16.10.1831 à Bâle, 17.1.1908 à Berne, protestante, de Bâle, après son mariage d'Attiswil. Enseignante, chroniqueuse et pionnière du mouvement féministe.

Fille de Jakob Christoph Kromer et de Susanna Margaretha née Kübler, Julie Kromer grandit d'abord à Bâle, où son père était marchand de vin et tenancier d'auberge, puis à Riggisberg (Gurnigelbad) et Tavannes, dans le canton de Berne. De sa fratrie de cinq, seuls un frère et une sœur survécurent à la petite enfance. Elle reçut une éducation bilingue, mais ne suivit pas de formation supérieure. En 1853, elle épousa Friedrich Ryff, commerçant, avec qui elle vécut dans le Jura bernois jusqu'à ce qu'il fût nommé receveur de l'ohmgeld; le couple s'installa dès lors à Angenstein, puis à Delémont. Entre 1854 et 1872, Julie Ryff donna naissance à 13 enfants, dont Friedrich Ludwig Ryff. Après le décès accidentel de son époux en 1879, elle subvint aux besoins de la famille comme perceptrice de l’ohmgeld, commerçante et épicière et dut se battre pendant cinq ans (1879-1884) contre différentes instances pour obtenir le versement de l'assurance-vie. Elle enseigna ensuite la comptabilité, qu’elle avait apprise en autodidacte, à Genève dès 1885 et à Berne dès 1890.

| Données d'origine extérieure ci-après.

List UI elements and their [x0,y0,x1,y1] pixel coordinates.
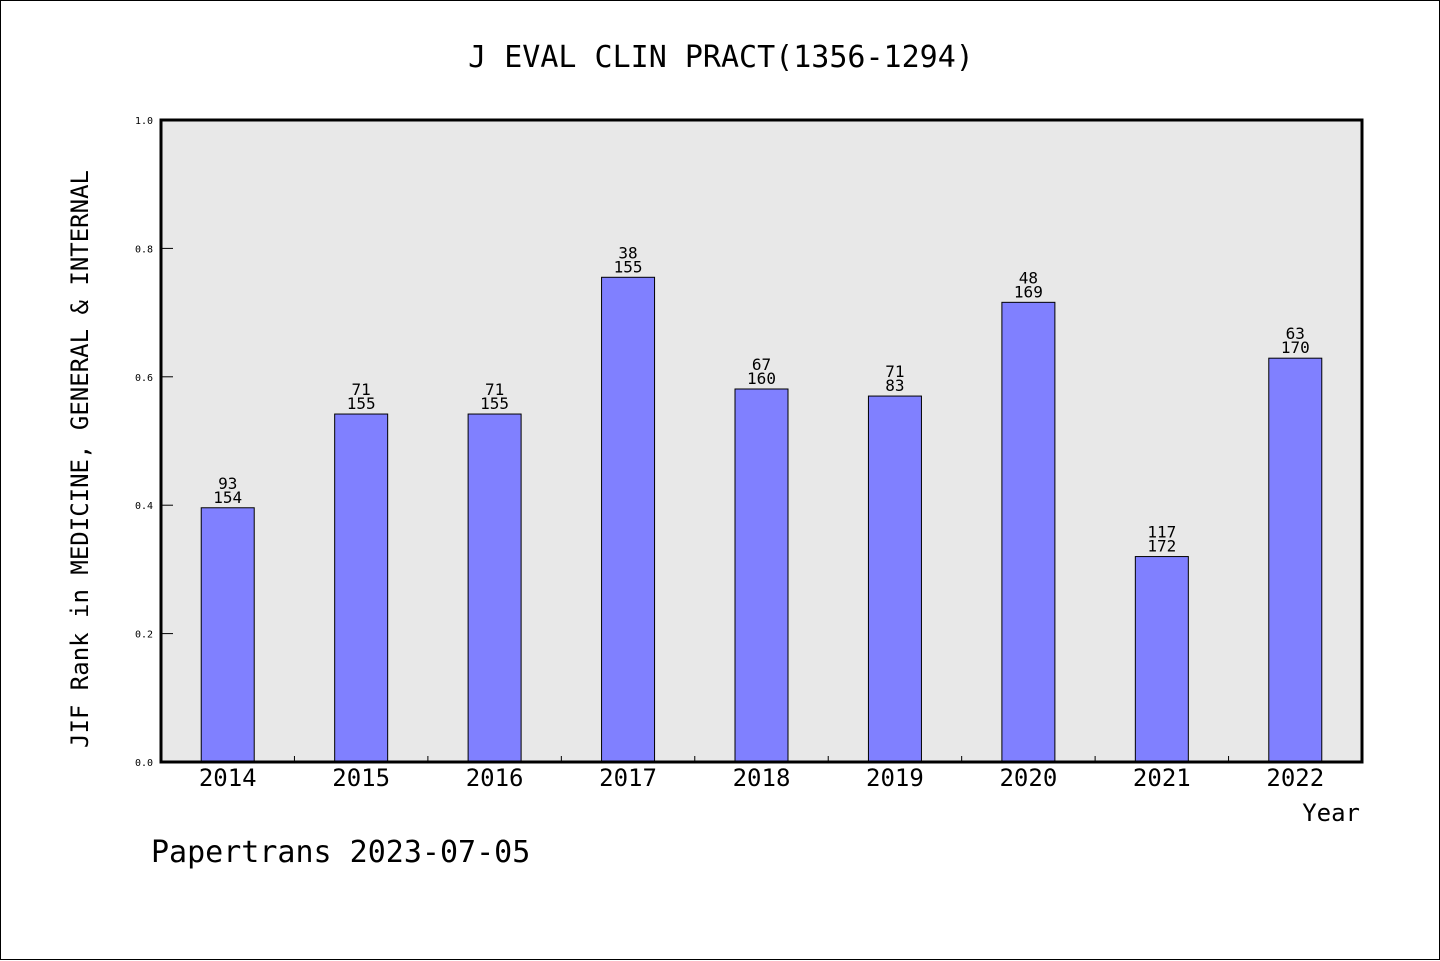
y-tick-label: 1.0 [135,116,153,127]
bar-2018 [734,388,789,763]
bar-2017 [601,276,656,763]
bar-label-total-2017: 155 [614,257,643,276]
x-tick-label-2019: 2019 [866,764,924,792]
bar-2014 [200,507,255,763]
bar-label-total-2014: 154 [213,488,242,507]
x-tick-label-2015: 2015 [332,764,390,792]
y-tick-label: 0.0 [135,758,153,769]
bar-2015 [334,413,389,763]
x-tick-label-2016: 2016 [466,764,524,792]
x-tick-label-2017: 2017 [599,764,657,792]
y-tick-label: 0.6 [135,373,153,384]
x-tick-label-2018: 2018 [733,764,791,792]
chart-title: J EVAL CLIN PRACT(1356-1294) [468,40,974,75]
bar-label-total-2021: 172 [1147,537,1176,556]
bar-label-total-2022: 170 [1281,338,1310,357]
x-tick-label-2020: 2020 [999,764,1057,792]
bar-label-total-2019: 83 [885,376,904,395]
bar-label-total-2016: 155 [480,394,509,413]
bar-label-rank-2020: 48 [1019,268,1038,287]
x-tick-label-2021: 2021 [1133,764,1191,792]
bar-2021 [1134,556,1189,763]
bar-label-rank-2022: 63 [1286,324,1305,343]
y-tick-label: 0.4 [135,501,153,512]
bar-label-rank-2014: 93 [218,474,237,493]
x-tick-label-2014: 2014 [199,764,257,792]
bar-2019 [867,395,922,763]
footer-credit: Papertrans 2023-07-05 [151,835,531,870]
y-tick-label: 0.8 [135,244,153,255]
bar-2020 [1001,301,1056,763]
bar-2016 [467,413,522,763]
bar-label-total-2015: 155 [347,394,376,413]
bar-label-total-2018: 160 [747,369,776,388]
bar-label-rank-2015: 71 [352,380,371,399]
bar-label-rank-2018: 67 [752,355,771,374]
y-axis-label: JIF Rank in MEDICINE, GENERAL & INTERNAL [66,170,94,748]
bar-label-rank-2021: 117 [1147,523,1176,542]
x-axis-label: Year [1302,799,1360,827]
bar-label-rank-2019: 71 [885,362,904,381]
y-tick-label: 0.2 [135,630,153,641]
bar-label-rank-2017: 38 [618,243,637,262]
plot-border [159,118,1364,764]
x-tick-label-2022: 2022 [1266,764,1324,792]
bar-2022 [1268,357,1323,763]
bar-label-total-2020: 169 [1014,282,1043,301]
bar-label-rank-2016: 71 [485,380,504,399]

Julie Ryff entra en contact avec le mouvement des femmes probablement par l’intermédiaire d’Emma Pieczynska, qui avait étudié la médecine à Berne avec sa fille Maria. Co-fondatrice en 1892 du Comité des Dames de Berne, elle en fut nommée secrétaire grâce à son bilinguisme, à son expérience de la vie et à ses compétences comptables. Dans ce cadre progressiste, elle mena une enquête sur les activités féminines en Suisse, sollicitée dans tous les pays par le Congrès mondial des organisations représentatives des femmes de Chicago (1893) dans le but de dresser un état des lieux de la condition et des droits des femmes dans le monde. Grâce à l’entregent de Julie Ryff auprès de l’administration, l'enquête obtint le soutien financier du Conseil fédéral. Avec retard, elle put faire état lors du premier Congrès suisse des intérêts féminins à Genève (1896) de 5000 organisations féminines comptant 100'000 membres (soit 10% des femmes, sans compter celles qui travaillaient au sein de la famille).
Sa progéniture étant devenue adulte et ayant quitté le foyer maternel, Julie Ryff put se consacrer plus intensément à la politique, écrivant des textes sur le travail des enfants et sur la question du salaire égal pour un travail égal (1899). Lors de l’élaboration du Code civil (CC), du Code pénal (CP) et de la loi fédérale sur l’assurance en cas de maladie et d’accidents, elle proposa divers amendements au nom du Comité des Dames de Berne, notamment en 1894 et 1898 pour l'introduction dans le CC de dispositions adaptées aux femmes. Le principal point de discorde concernait le droit matrimonial. Les femmes réclamaient que le régime automatique soit la séparation de biens au lieu de l'union des biens, qui ne laissait certes pas au mari la propriété, mais l'administration de tous les revenus. Dans ses requêtes assorties d'expertises, Julie Ryff demanda en 1898 et 1904 que les gains des épouses qui travaillent soient considérés comme leurs biens personnels. Dans le cadre de l’unification du Code pénal au niveau fédéral, elle appela en 1900 à l’ajout d’alinéas pour la protection des femmes et des enfants (premier CP en vigueur en 1942). Dans sa requête de 1902, rédigée au nom du Comité des Dames de Berne, elle voulut ancrer la prise en compte des femmes et des enfants dans la loi sur l’assurance maladie et accidents.
Après l’inauguration du monument de Guillaume Tell à Altdorf, Ryff se battit dès 1896 pour que la Stauffacherin, inspiratrice féminine de l'alliance confédérale, reçût également un hommage approprié. Restés sans succès dans le canton d'origine de Gertrud Stauffacher, Schwytz, ses efforts et la couverture médiatique qui les accompagna portèrent toutefois leurs fruits plus tard, au moment de l'agrandissement du Palais fédéral par Hans Auer, lorsque celui-ci fit ériger en 1902 un monument à la Stauffacherin en même temps que la statue de Tell. D'autres requêtes stimulantes, comme la création d'un secrétariat pour les questions féminines et la fondation d'archives féminines, ne furent satisfaites que des décennies après sa mort.
Militante féministe et pionnière dynamique de l'indépendance économique des femmes mariées et des mères de famille, Julie Ryff se pencha d'un point de vue scientifique également sur les questions qu’elle dut traiter.